Ainsi, dans ce communiqué, le parti d’Ilyas el Omari a le mérite d’exposer clairement sa position sur l’échiquier politique. Il ne s’agit pas tant de réaffirmer et de confirmer son positionnement dans l’opposition durant ces cinq prochaines années que de marquer sa distance avec le processus de négociation du chef du gouvernement.

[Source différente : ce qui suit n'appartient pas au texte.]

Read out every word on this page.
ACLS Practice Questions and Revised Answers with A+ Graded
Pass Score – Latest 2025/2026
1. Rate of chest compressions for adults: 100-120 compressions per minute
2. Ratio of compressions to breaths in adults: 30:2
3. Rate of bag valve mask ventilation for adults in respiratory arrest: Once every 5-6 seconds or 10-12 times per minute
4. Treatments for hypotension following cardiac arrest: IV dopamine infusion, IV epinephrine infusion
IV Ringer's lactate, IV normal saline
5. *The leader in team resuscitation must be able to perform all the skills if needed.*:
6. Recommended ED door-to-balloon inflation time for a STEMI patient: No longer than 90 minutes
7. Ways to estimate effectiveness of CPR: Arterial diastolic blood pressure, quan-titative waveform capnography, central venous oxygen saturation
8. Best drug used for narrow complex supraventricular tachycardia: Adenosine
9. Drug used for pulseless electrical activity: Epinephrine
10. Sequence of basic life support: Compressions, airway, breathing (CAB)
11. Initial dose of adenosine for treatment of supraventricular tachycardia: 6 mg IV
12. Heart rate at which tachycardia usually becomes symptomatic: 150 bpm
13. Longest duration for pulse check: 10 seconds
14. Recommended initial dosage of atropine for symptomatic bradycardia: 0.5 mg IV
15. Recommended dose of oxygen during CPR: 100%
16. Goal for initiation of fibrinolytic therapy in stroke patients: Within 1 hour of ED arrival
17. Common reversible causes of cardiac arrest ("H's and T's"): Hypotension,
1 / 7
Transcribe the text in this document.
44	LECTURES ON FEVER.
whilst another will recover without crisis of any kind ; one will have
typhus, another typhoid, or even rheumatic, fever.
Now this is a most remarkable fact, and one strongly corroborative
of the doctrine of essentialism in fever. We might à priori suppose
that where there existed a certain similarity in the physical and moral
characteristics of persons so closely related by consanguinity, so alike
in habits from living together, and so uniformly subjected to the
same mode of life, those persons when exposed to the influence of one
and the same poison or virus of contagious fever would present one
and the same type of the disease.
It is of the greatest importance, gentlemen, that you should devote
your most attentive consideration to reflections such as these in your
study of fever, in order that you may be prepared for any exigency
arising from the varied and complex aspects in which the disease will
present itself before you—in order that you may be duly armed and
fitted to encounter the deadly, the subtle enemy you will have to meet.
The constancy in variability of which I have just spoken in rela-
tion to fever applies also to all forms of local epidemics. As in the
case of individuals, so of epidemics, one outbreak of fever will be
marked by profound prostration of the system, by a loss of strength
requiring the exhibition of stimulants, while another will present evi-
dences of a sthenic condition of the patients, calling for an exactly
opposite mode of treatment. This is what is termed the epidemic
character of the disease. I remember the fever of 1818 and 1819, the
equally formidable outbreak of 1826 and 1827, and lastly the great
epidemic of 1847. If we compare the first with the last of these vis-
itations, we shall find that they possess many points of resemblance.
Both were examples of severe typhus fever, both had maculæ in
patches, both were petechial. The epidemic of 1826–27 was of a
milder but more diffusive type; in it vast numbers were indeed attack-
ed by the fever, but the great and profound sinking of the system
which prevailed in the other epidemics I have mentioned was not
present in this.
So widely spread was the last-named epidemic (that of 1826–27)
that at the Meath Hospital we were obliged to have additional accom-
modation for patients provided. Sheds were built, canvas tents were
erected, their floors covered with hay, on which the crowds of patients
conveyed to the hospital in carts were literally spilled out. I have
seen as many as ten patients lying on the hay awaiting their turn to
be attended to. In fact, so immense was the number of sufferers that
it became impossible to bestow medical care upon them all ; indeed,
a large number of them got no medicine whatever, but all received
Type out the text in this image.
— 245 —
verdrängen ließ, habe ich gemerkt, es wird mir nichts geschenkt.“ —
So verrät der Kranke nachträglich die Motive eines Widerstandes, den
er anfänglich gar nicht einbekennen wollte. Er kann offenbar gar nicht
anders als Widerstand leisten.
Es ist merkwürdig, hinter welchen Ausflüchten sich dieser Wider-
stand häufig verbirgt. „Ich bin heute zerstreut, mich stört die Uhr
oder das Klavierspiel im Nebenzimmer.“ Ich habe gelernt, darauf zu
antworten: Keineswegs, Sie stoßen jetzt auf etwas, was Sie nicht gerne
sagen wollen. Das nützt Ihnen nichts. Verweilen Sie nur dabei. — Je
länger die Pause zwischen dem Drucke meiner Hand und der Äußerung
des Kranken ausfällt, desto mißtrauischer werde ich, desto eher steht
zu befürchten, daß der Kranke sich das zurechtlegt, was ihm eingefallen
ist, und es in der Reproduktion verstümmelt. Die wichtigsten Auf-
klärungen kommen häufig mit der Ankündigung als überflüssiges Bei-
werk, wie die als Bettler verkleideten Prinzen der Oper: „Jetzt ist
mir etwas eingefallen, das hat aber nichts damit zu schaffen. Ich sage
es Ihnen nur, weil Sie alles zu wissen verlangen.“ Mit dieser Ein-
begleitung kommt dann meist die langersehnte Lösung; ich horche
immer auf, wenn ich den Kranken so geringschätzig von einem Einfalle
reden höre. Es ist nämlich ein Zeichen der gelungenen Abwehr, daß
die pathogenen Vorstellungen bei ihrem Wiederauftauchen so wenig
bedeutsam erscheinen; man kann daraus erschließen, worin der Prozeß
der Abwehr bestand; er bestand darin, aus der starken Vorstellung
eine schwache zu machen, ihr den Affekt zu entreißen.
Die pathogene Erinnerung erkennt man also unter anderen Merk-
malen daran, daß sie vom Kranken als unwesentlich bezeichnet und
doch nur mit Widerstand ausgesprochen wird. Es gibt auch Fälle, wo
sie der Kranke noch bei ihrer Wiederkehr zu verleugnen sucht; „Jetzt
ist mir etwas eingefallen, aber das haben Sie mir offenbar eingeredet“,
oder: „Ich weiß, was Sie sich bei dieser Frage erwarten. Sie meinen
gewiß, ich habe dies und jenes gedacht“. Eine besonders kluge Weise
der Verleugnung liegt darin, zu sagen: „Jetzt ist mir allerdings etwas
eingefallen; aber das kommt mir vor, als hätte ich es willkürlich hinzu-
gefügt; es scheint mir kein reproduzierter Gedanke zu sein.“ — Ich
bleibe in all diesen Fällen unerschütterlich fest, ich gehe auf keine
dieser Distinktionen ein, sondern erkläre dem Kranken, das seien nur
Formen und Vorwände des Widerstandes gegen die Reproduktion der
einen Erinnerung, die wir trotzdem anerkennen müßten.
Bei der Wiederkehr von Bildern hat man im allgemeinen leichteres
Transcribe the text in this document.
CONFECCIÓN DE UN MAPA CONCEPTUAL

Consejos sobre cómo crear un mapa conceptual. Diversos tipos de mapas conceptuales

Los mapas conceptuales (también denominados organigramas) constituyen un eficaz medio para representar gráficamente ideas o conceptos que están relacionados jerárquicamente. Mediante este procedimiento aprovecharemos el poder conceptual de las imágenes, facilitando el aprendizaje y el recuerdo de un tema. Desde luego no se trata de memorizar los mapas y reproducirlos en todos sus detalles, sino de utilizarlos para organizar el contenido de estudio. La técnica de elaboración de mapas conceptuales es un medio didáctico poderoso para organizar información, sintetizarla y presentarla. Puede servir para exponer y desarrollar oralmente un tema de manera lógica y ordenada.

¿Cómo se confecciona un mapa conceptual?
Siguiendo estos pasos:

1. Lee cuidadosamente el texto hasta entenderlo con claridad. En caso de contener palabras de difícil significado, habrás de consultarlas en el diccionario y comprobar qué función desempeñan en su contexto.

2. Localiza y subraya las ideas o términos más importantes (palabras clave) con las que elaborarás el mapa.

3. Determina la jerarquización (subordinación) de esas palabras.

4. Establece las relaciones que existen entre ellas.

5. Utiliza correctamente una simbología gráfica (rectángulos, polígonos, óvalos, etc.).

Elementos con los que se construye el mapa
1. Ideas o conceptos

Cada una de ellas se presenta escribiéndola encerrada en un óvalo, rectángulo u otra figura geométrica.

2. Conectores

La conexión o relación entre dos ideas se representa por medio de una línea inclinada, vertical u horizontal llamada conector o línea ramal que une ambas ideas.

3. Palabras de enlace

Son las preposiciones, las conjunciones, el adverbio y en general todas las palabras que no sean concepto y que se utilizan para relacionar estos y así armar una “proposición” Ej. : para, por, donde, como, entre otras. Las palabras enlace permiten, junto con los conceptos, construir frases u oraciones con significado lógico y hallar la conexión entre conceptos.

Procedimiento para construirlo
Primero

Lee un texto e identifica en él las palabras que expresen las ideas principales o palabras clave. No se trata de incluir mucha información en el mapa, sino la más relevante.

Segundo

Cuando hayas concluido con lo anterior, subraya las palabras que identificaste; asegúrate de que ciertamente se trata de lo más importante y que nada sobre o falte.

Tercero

« Le PAM a adopté une position de neutralité dans les concertations actuellement en cours et il ne coordonne son action avec aucune formation politique, quelle qu’elle soit, aussi bien officiellement qu’en secret », dit le communiqué. Cela, c’est pour répondre aux accusations qui commencent à se faire entendre sur des contacts discrets qui seraient entretenus entre Ilyas el Omari et Driss Lachgar, lequel a reculé et a adopté une position obscure dans sa réponse au chef du gouvernement après avoir déclaré être partant pour la majorité, à l’issue de la rencontre qui avait eu lieu le 18 octobre entre lui et Abdelilah Benkirane.
Le PAM souligne aussi l’importance de former le gouvernement dans les plus brefs délais pour dépasser cette situation de blocage que connaît aujourd’hui la scène politique, rappelant encore une fois que le PAM se positionne dans l’opposition et n’a de contact avec personne.
C’est donc là le principal objectif de ce Bureau politique. Démentir les accusations dont fait l’objet le PAM de tirer en coulisses les ficelles pour retarder la formation de la majorité.
Contrairement aux autres formations, qui se sont toutes déclarées fières et adhérent au termes du discours royal de Dakar, le PAM n’a fait aucune allusion à ce discours ni à la politique africaine préconisée par le roi. C’est normal, il sera dans l’opposition et n’est pas concerné par la diplomatie active.
Il ne reste plus à l’USFP qu’à clarifier sa position pour hâter la formation du gouvernement, ou pour laisser Benkirane passer à un plan B, c’est-à-dire compléter sa majorité avec le RNI, ou revenir au roi Mohammed VI pour lui signifier son échec à réunir sa majorité.